Viernes. Ocho y media de la noche. El examen es el lunes. En el garaje estamos únicamente nosotros. Mientras acomodo las cosas para irme, Clarita me pide que la escuche. Sos un inútil, dice: y los inútiles no se reciben. Lo dice sin soberbia ni grandilocuencia. Sin maldad, como alguien que se libera de un secreto que lo aprisiona. Clarita me dice que soy un inútil sin conocimiento, pero con mucha intuición. Una intuición luminosa y liviana.
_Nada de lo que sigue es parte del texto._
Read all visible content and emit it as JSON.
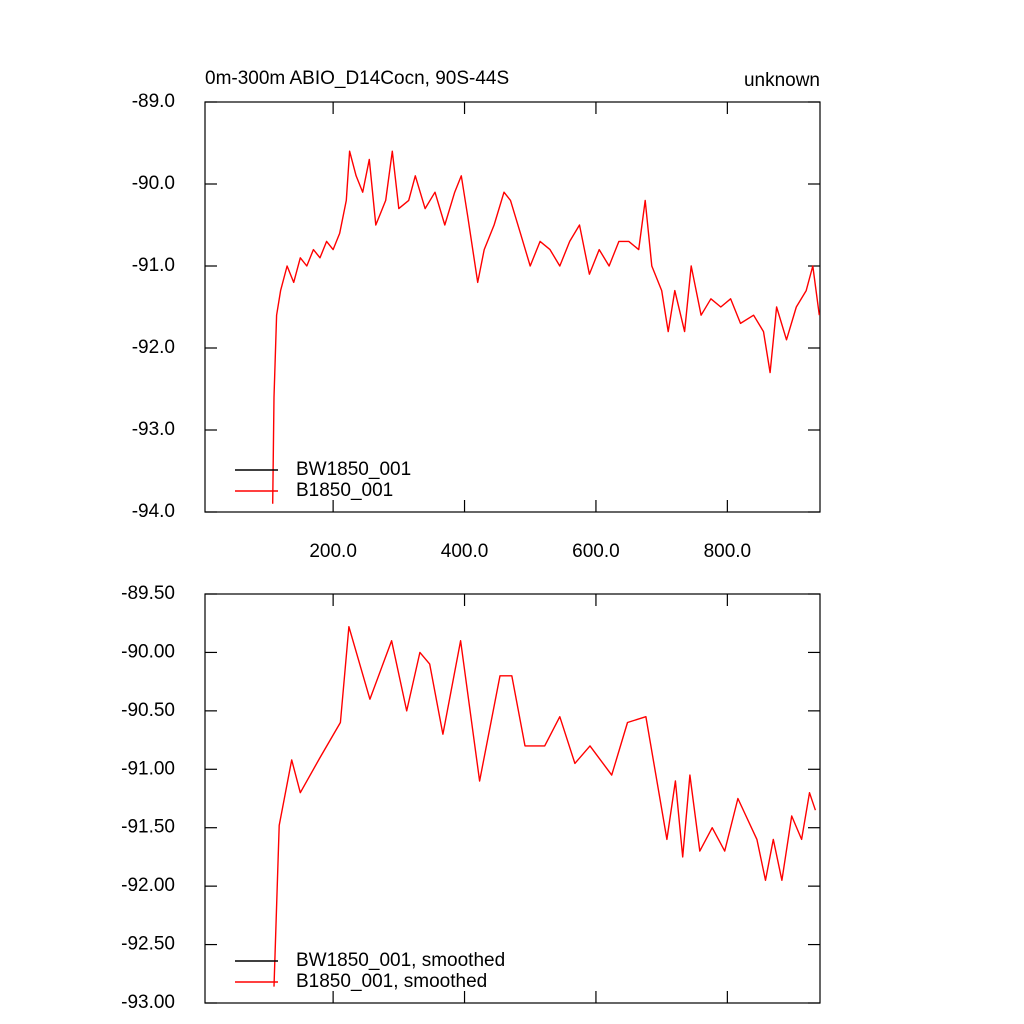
{
  "chart_data": [
    {
      "type": "line",
      "title": "0m-300m ABIO_D14Cocn, 90S-44S",
      "subtitle": "unknown",
      "x": [
        108,
        110,
        114,
        120,
        130,
        140,
        150,
        160,
        170,
        180,
        190,
        200,
        210,
        220,
        225,
        235,
        245,
        255,
        265,
        280,
        290,
        300,
        315,
        325,
        340,
        355,
        370,
        385,
        395,
        405,
        420,
        430,
        445,
        460,
        470,
        485,
        500,
        515,
        530,
        545,
        560,
        575,
        590,
        605,
        620,
        635,
        650,
        665,
        675,
        685,
        700,
        710,
        720,
        735,
        745,
        760,
        775,
        790,
        805,
        820,
        840,
        855,
        865,
        875,
        890,
        905,
        920,
        930,
        940
      ],
      "series": [
        {
          "name": "BW1850_001",
          "color": "#000000",
          "values": [
            null,
            null,
            null,
            null,
            null,
            null,
            null,
            null,
            null,
            null,
            null,
            null,
            null,
            null,
            null,
            null,
            null,
            null,
            null,
            null,
            null,
            null,
            null,
            null,
            null,
            null,
            null,
            null,
            null,
            null,
            null,
            null,
            null,
            null,
            null,
            null,
            null,
            null,
            null,
            null,
            null,
            null,
            null,
            null,
            null,
            null,
            null,
            null,
            null,
            null,
            null,
            null,
            null,
            null,
            null,
            null,
            null,
            null,
            null,
            null,
            null,
            null,
            null,
            null,
            null,
            null,
            null,
            null,
            null
          ]
        },
        {
          "name": "B1850_001",
          "color": "#ff0000",
          "values": [
            -93.9,
            -92.6,
            -91.6,
            -91.3,
            -91.0,
            -91.2,
            -90.9,
            -91.0,
            -90.8,
            -90.9,
            -90.7,
            -90.8,
            -90.6,
            -90.2,
            -89.6,
            -89.9,
            -90.1,
            -89.7,
            -90.5,
            -90.2,
            -89.6,
            -90.3,
            -90.2,
            -89.9,
            -90.3,
            -90.1,
            -90.5,
            -90.1,
            -89.9,
            -90.4,
            -91.2,
            -90.8,
            -90.5,
            -90.1,
            -90.2,
            -90.6,
            -91.0,
            -90.7,
            -90.8,
            -91.0,
            -90.7,
            -90.5,
            -91.1,
            -90.8,
            -91.0,
            -90.7,
            -90.7,
            -90.8,
            -90.2,
            -91.0,
            -91.3,
            -91.8,
            -91.3,
            -91.8,
            -91.0,
            -91.6,
            -91.4,
            -91.5,
            -91.4,
            -91.7,
            -91.6,
            -91.8,
            -92.3,
            -91.5,
            -91.9,
            -91.5,
            -91.3,
            -91.0,
            -91.6
          ]
        }
      ],
      "xlim": [
        5,
        941
      ],
      "xticks": [
        {
          "value": 200,
          "label": "200.0"
        },
        {
          "value": 400,
          "label": "400.0"
        },
        {
          "value": 600,
          "label": "600.0"
        },
        {
          "value": 800,
          "label": "800.0"
        }
      ],
      "ylim": [
        -94,
        -89
      ],
      "yticks": [
        {
          "value": -94,
          "label": "-94.0"
        },
        {
          "value": -93,
          "label": "-93.0"
        },
        {
          "value": -92,
          "label": "-92.0"
        },
        {
          "value": -91,
          "label": "-91.0"
        },
        {
          "value": -90,
          "label": "-90.0"
        },
        {
          "value": -89,
          "label": "-89.0"
        }
      ],
      "legend": "lower left"
    },
    {
      "type": "line",
      "x": [
        110,
        118,
        137,
        150,
        180,
        211,
        224,
        256,
        289,
        312,
        332,
        347,
        367,
        394,
        423,
        454,
        472,
        492,
        522,
        545,
        568,
        591,
        624,
        648,
        676,
        708,
        721,
        732,
        743,
        758,
        777,
        796,
        816,
        845,
        858,
        870,
        883,
        898,
        913,
        925,
        934
      ],
      "series": [
        {
          "name": "BW1850_001, smoothed",
          "color": "#000000",
          "values": [
            null,
            null,
            null,
            null,
            null,
            null,
            null,
            null,
            null,
            null,
            null,
            null,
            null,
            null,
            null,
            null,
            null,
            null,
            null,
            null,
            null,
            null,
            null,
            null,
            null,
            null,
            null,
            null,
            null,
            null,
            null,
            null,
            null,
            null,
            null,
            null,
            null,
            null,
            null,
            null,
            null
          ]
        },
        {
          "name": "B1850_001, smoothed",
          "color": "#ff0000",
          "values": [
            -92.86,
            -91.48,
            -90.92,
            -91.2,
            -90.9,
            -90.6,
            -89.78,
            -90.4,
            -89.9,
            -90.5,
            -90.0,
            -90.1,
            -90.7,
            -89.9,
            -91.1,
            -90.2,
            -90.2,
            -90.8,
            -90.8,
            -90.55,
            -90.95,
            -90.8,
            -91.05,
            -90.6,
            -90.55,
            -91.6,
            -91.1,
            -91.75,
            -91.05,
            -91.7,
            -91.5,
            -91.7,
            -91.25,
            -91.6,
            -91.95,
            -91.6,
            -91.95,
            -91.4,
            -91.6,
            -91.2,
            -91.35
          ]
        }
      ],
      "xlim": [
        5,
        941
      ],
      "xticks": [
        200,
        400,
        600,
        800
      ],
      "show_xtick_labels": false,
      "ylim": [
        -93,
        -89.5
      ],
      "yticks": [
        {
          "value": -93,
          "label": "-93.00"
        },
        {
          "value": -92.5,
          "label": "-92.50"
        },
        {
          "value": -92,
          "label": "-92.00"
        },
        {
          "value": -91.5,
          "label": "-91.50"
        },
        {
          "value": -91,
          "label": "-91.00"
        },
        {
          "value": -90.5,
          "label": "-90.50"
        },
        {
          "value": -90,
          "label": "-90.00"
        },
        {
          "value": -89.5,
          "label": "-89.50"
        }
      ],
      "legend": "lower left"
    }
  ]
}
Transparente.

Según la psiquiatría, la experiencia es necesaria para añadir crédito emocional a la comprensión intelectual, pero el impacto de la experiencia siempre se desvanece con el tiempo. Al abandonar la universidad no pude rendir el examen. Fue un período de ausencia. Vacío. Y cuando la falta aparece, se disparan las preguntas.

De vuelta al ruedo me decidí por una marcha en espiral. La distancia más larga -más segura-, entre dos puntos. Volví a la universidad y me gradué. Fueron cuatro años de ir a clases y pensar en Clarita. De pensar en Clarita e ir a clases. Aprobaron mi tesis en julio. La noticia salió en octubre. El sábado 1° de octubre. En su domicilio particular ubicado en la casa 6, manzana 27 del Barrio San Carlos encuentran a una mujer de 56 años sin vida.

Dicen que a los recuerdos no les gusta ser ignorados. Algunos, como las nubes que no llueven, se vuelven más densos. Otros cambian de forma. Se dispersan. Desaparecen. Volví a pasar por el garaje hace poco. El cartel de, ‘Se vende’, sigue intacto. Esa noche soñé con la misma casa. Camino despacio. En la cocina no hay nadie. El humo viene del living. Clarita está sentada con las piernas cruzadas. Lee y fuma. Esta vez sí puede percibirme. Al verme se queda quieta. Clarita busca en esa quietud el impulso para dar un salto. Quiere vivir, pero no sabe cómo.